Christian: Craft brewing in America—and abroad—is practically unrecognizable today from the scenario we were sipping at the end of the ‘80s. There were perhaps a couple of hundred microbreweries then, whereas we are soon to pass 2,000. Most made a few basic varieties of British-inflected beer. Stylistically speaking, brewers were charting new ground, sure, but nothing like the wide-ranging, genre-bending efforts we’re seeing now, swerving into smoked, sour, super-hoppy, hop-less, fruit-infused, and even gluten-free territory.
Garrett: It’s hard to remember now that back in 1989 there wasn’t a whole aisle of bread at the supermarket and there weren’t cheese departments either. Back in 1989, sushi was considered exotic food–now sushi is at baseball stadiums. Our food culture has been transformed by diversification. We’re no longer a meat-and-potatoes nation.
In 1989, New York City, except for Brooklyn Lager (the only beer we made back then) and New Amsterdam, was pretty much a craft-beer desert. We had to go to Boston just to get some Sierra Nevada Pale Ale. It was possible, in 1989, to open up a bar and maybe have four to six draft lines, and have them all be mass-market beer. That’s impossible today–you wouldn’t have any business. It would be like opening up a 1989 supermarket next to Whole Foods or Wegmans.
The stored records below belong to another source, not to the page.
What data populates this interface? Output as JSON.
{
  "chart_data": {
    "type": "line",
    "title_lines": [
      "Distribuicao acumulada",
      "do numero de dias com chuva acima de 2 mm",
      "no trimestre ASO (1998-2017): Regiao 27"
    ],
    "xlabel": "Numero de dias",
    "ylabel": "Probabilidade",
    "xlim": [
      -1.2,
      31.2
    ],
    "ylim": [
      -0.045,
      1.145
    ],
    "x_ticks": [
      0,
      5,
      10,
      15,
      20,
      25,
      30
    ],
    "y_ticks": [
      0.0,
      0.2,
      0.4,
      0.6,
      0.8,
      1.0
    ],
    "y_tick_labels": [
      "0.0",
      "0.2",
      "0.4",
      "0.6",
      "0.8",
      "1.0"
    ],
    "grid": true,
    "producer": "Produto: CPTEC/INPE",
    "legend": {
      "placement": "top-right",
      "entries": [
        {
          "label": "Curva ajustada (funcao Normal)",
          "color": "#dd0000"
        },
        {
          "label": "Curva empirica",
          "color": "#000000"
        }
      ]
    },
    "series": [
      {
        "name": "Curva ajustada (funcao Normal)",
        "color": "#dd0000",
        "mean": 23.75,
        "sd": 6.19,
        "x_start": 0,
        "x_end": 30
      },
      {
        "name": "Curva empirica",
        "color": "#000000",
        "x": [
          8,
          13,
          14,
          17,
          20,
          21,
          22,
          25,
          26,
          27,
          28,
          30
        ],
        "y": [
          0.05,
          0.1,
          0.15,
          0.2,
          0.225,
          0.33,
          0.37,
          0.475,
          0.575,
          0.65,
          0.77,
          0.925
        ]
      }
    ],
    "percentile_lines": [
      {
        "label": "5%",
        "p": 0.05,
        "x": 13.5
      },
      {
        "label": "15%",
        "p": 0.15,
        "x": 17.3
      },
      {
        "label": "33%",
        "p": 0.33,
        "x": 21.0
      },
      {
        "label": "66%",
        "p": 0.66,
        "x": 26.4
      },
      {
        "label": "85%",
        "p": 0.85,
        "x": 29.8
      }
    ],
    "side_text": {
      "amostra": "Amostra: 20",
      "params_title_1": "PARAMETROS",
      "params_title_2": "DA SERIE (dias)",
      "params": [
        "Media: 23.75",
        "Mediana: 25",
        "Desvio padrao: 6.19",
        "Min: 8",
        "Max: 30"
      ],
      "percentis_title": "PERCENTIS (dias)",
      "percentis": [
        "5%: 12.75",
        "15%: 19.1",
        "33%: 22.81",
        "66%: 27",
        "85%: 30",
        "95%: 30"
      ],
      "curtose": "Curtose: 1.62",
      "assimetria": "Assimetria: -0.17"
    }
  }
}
What many people don’t realize is that craft brewing is not a trend or a fad. It’s a return to normality. One hundred years ago, we had the most interesting beer culture and the most interesting food culture in the world. We forget that, but we did. Our immigrant culture meant that we had everything from everywhere. We took bread and made it into sponges, we took cheese and made it into plastic, and we took beer and turned it back into water. Now we’re in recovery. And I have a message for every 55-year-old beer salesman who figures he’s going to ignore craft beer because he’s only 10 years from his retirement. And my message is simple: you don’t have 10 years. If you don’t learn this stuff now, you simply aren’t going to make it. The world has changed and it isn’t going back–it’s accelerating.